No debería haberme dejado las pastillas de litio. El
psiquiatra me advirtió que estaría bien mientras las tomase. Si las dejaba, quizás alentado por
la fase maniaca que intentaba manifestarse,
podría volver a las andadas. Pero las dejé. Y salí un par de fines de
semana y me encontré como nunca. Todos disfrutaban más con mis ocurrencias,
menos en casa que no me comprenden. No debería haberlas dejado.
Desempeñaba mi trabajo con normalidad. O al menos eso creo.
Hasta aquel día que no me pude controlar. Estaba de guardia en la séptima
planta de la Arrixaca. La guardia estaba siendo muy tranquila. No puedo culpar
al ajetreo de mi trastorno. Me eché a la una. Leía más de media hora y el sueño
no venía. Apagué la luz. Los ojos abiertos. Ni un parpadeo. Conté ovejas. Pensé
en cosas agradables. Los ojos seguían abiertos. Quería levantarme. Por otro
lado no debía levantarme. Tenía que descansar para no descompensar mi
enfermedad. A las tres me dio gana de orinar o mi subconsciente brotado me hizo
creer que tenía ganas de orinar para que me levantase. Me levanté. Liberado de
la presión sobre el pubis. Con el último goteo se me ocurrió algo. Divertido.
Nunca preguntéis un por qué a un maniaco. Salí del baño. Salí de la sala. Las
luces de las plantas estaban apagadas. En la sala de espera junto a los
ascensores no había nadie. Pero había un extintor. Siempre había deseado vaciar
un extintor. Sonreí. El metal rojo estaba frío y era muy pesado. Quité el
seguro. Sujeté la manguera y disparé. A mi alrededor una niebla blanca espesa
que iluminó la penumbra del silencio. Casi no podía respirar. Cerré los ojos.

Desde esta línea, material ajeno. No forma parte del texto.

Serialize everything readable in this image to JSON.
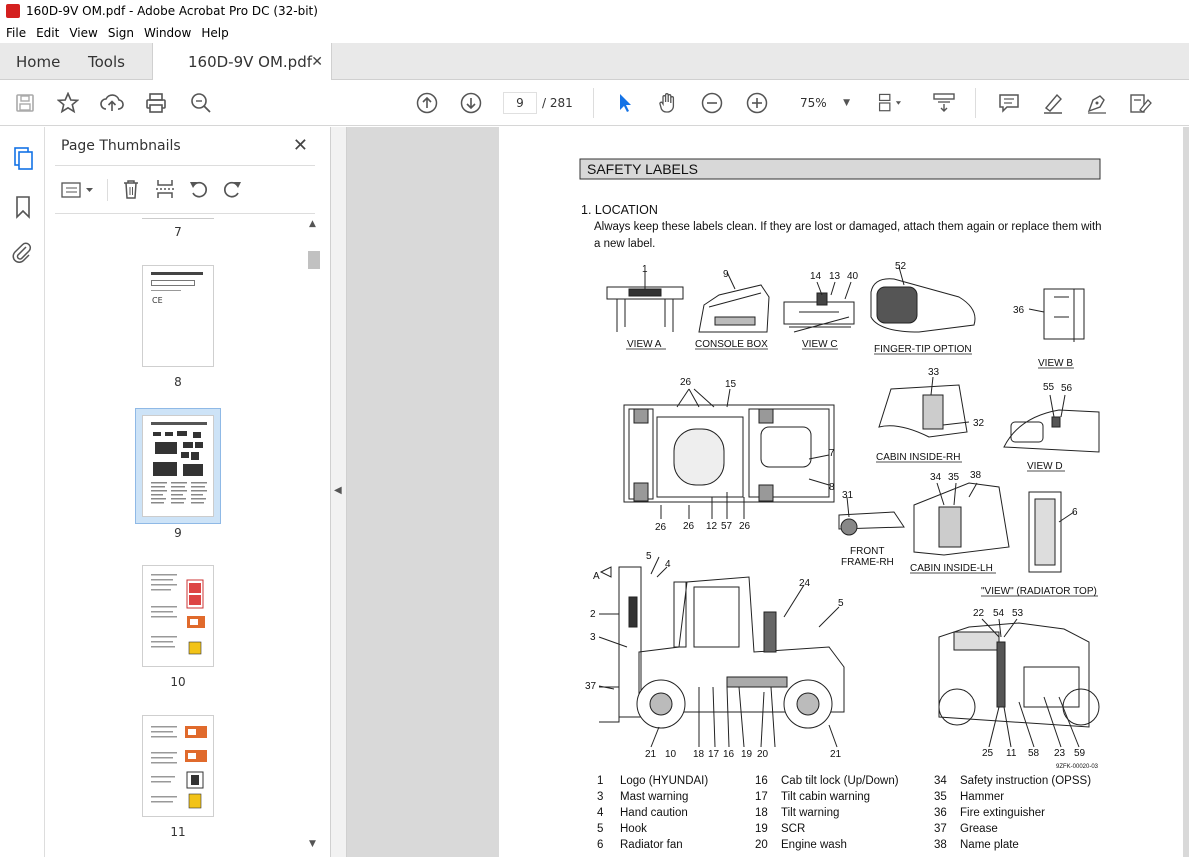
{
  "window": {
    "title": "160D-9V OM.pdf - Adobe Acrobat Pro DC (32-bit)"
  },
  "menu": [
    "File",
    "Edit",
    "View",
    "Sign",
    "Window",
    "Help"
  ],
  "tabs": {
    "home": "Home",
    "tools": "Tools",
    "document": "160D-9V OM.pdf"
  },
  "toolbar": {
    "current_page": "9",
    "total_pages": "/ 281",
    "zoom": "75%"
  },
  "panel": {
    "title": "Page Thumbnails",
    "thumbnails": [
      {
        "label": "7"
      },
      {
        "label": "8"
      },
      {
        "label": "9",
        "selected": true
      },
      {
        "label": "10"
      },
      {
        "label": "11"
      }
    ]
  },
  "document": {
    "section_title": "SAFETY LABELS",
    "heading": "1. LOCATION",
    "intro_line1": "Always keep these labels clean.  If they are lost or damaged, attach them again or replace them with",
    "intro_line2": "a new label.",
    "views": {
      "view_a": "VIEW  A",
      "console_box": "CONSOLE BOX",
      "view_c": "VIEW C",
      "finger_tip": "FINGER-TIP OPTION",
      "view_b": "VIEW B",
      "cabin_inside_rh": "CABIN INSIDE-RH",
      "view_d": "VIEW D",
      "front_frame_rh_1": "FRONT",
      "front_frame_rh_2": "FRAME-RH",
      "cabin_inside_lh": "CABIN INSIDE-LH",
      "radiator_top": "\"VIEW\" (RADIATOR TOP)",
      "arrow_a": "A",
      "drawing_code": "9ZFK-00020-03"
    },
    "callouts": {
      "c1": "1",
      "c9": "9",
      "c14": "14",
      "c13": "13",
      "c40": "40",
      "c52": "52",
      "c36": "36",
      "c26a": "26",
      "c15": "15",
      "c33": "33",
      "c32": "32",
      "c55": "55",
      "c56": "56",
      "c7": "7",
      "c8": "8",
      "c26b": "26",
      "c26c": "26",
      "c12": "12",
      "c57": "57",
      "c26d": "26",
      "c31": "31",
      "c34": "34",
      "c35": "35",
      "c38": "38",
      "c6": "6",
      "c5a": "5",
      "c4": "4",
      "c24": "24",
      "c5b": "5",
      "c2": "2",
      "c3": "3",
      "c37": "37",
      "c21a": "21",
      "c10": "10",
      "c18": "18",
      "c17": "17",
      "c16": "16",
      "c19": "19",
      "c20": "20",
      "c21b": "21",
      "c22": "22",
      "c54": "54",
      "c53": "53",
      "c25": "25",
      "c11": "11",
      "c58": "58",
      "c23": "23",
      "c59": "59"
    },
    "legend_col1": [
      {
        "no": "1",
        "name": "Logo (HYUNDAI)"
      },
      {
        "no": "3",
        "name": "Mast warning"
      },
      {
        "no": "4",
        "name": "Hand caution"
      },
      {
        "no": "5",
        "name": "Hook"
      },
      {
        "no": "6",
        "name": "Radiator fan"
      }
    ],
    "legend_col2": [
      {
        "no": "16",
        "name": "Cab tilt lock (Up/Down)"
      },
      {
        "no": "17",
        "name": "Tilt cabin warning"
      },
      {
        "no": "18",
        "name": "Tilt warning"
      },
      {
        "no": "19",
        "name": "SCR"
      },
      {
        "no": "20",
        "name": "Engine wash"
      }
    ],
    "legend_col3": [
      {
        "no": "34",
        "name": "Safety instruction (OPSS)"
      },
      {
        "no": "35",
        "name": "Hammer"
      },
      {
        "no": "36",
        "name": "Fire extinguisher"
      },
      {
        "no": "37",
        "name": "Grease"
      },
      {
        "no": "38",
        "name": "Name plate"
      }
    ]
  }
}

Los abrí dispuesto a huir hacia la habitación y a escuchar
el movimiento del hospital. Pero lo que vi me dejó inmóvil.
Estaba rodeado de decenas de siluetas blancas que vagaban de
un lado a otro sin que las paredes o las máquinas expendedoras suspusiesen un
obstáculo. Cuando chocaban con una superficie la silueta se remarcaba. Cuando aparecían
al otro lado la nube blanca los cubría de una forma cada vez más tenue. Sus
rostros de escayola o alabastro mostraban muecas de dolor , sufrimiento y
desesperación. Me moví. Todos me rodearon. Me dirigieron muecas amedrentadoras
u obscenas, como las que se dirigen a alguien que no te ve. Estaban confiados
en su invisibilidad. Permanecí quieto, aunque algunas muecas eran horribles.
Tengo alergia. La nariz me picaba. Aspiré y estornudé. Con el
torbellino de mi aire exhalado desaparecieron dos cabezas que tenía enfrente.
El resto se miraron sorprendidos unos a otros varias veces. En un gesto de oh.
Después un gesto de Ah. Corrieron hacia los muros donde dejaron por unos
instantes sus siluetas, dos de ellas decapitadas. Volví a estornudar. Ya estaba
solo. Era el momento justo de regresar a la habitación.
“¿Qué ha pasado?” Una enfermera salió a curiosear. “ Unos
gamberros que han vaciado el extintor y después han huido”.
Volví a la habitación. No pude dormir. No es agradable
dormir entre seres inmateriales que atraviesan las paredes.